Challenging the enforceability of Employment bond
As defined by Section 27 of the Indian Contract Act 1872, the employment bond can be challenged under the prohibition of any restraint of professional and trade as this is void under Section 27.
The terms and conditions mentioned in an employment bond may compel the employee to provide compulsory services or restrain the employee’s livelihood by not allowing them to join other rival companies, or any other employment is not allowed.
The employee has the power and right to resign if the stipulated time duration is completed.
There are a few requirements for a valid employment bond:
- The contract of employment must be signed and reviewed by both parties under free mutual consent, i.e., no fraud, forgery, or coercion is involved during the formation of an employment bond. Contacting or seeking advice from a lawyer online will help reduce any risks involved, as the parties would be able to understand each component thoroughly.
- The terms and conditions that are stated in an employment bond must be reasonable, and the employer has to provide enough necessary material to prove the reason for the conditions imposed on the employee to refrain from violating the company’s confidential information and interests. This will safeguard both the employer’s interests and the employee’s interests.
- It is necessary to execute the employment bond on a stamp paper of an appropriate value to make it legally valid and enforceable.
- The period mentioned must be reasonable, and the employee must not be forced to work under the employer after the specified duration is over. It is the choice of the employee to join the company again.
An employment bond is employer-friendly
- An employment bond can be very useful to employers as fresher employees have a tendency to quit jobs in a few months, which leads to expenditure wastage of the company.
- It is to safeguard the interest of the company and employers and to protect the trade secrets and confidential information of the company.
- The employer is spending money and time on the newly hired employees to train them for the better production quality of goods and services.
- By any chance, if the employee poses a threat to a company’s image or success and breaches the employment bond that was mutually signed by both parties, the employer can file a case in the Court of law against the employee to receive compensation or for restraining the employee from leaking confidential data of the company.
- A compensatory amount can be demanded by the employer in the case of a violation of the employment bond. A lawsuit will be filed in the Court of law if the employee fails to compensate the desired amount, which is reasonable under the terms and provisions of law.
- The Court then shall decide if the terms and conditions that are mentioned in the employment bond are considerable and appropriate.

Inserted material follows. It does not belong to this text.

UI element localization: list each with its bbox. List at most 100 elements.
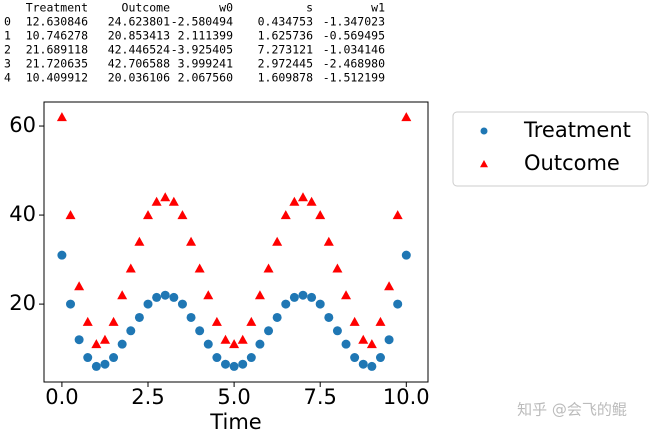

- The amount compensated will be equivalent to the sum of the money spent by the employer to train and improve the newly hired employee.
In today’s progression of the business world and companies, an employment bond is useful to protect the company’s rights as well as the employee’s rights and free trade options.
This contract acts as a prevention to the employees who get trained and then resign without completing the required jobs and services. It ensures the stability of the company’s productive measures and the economic efficiency of its business.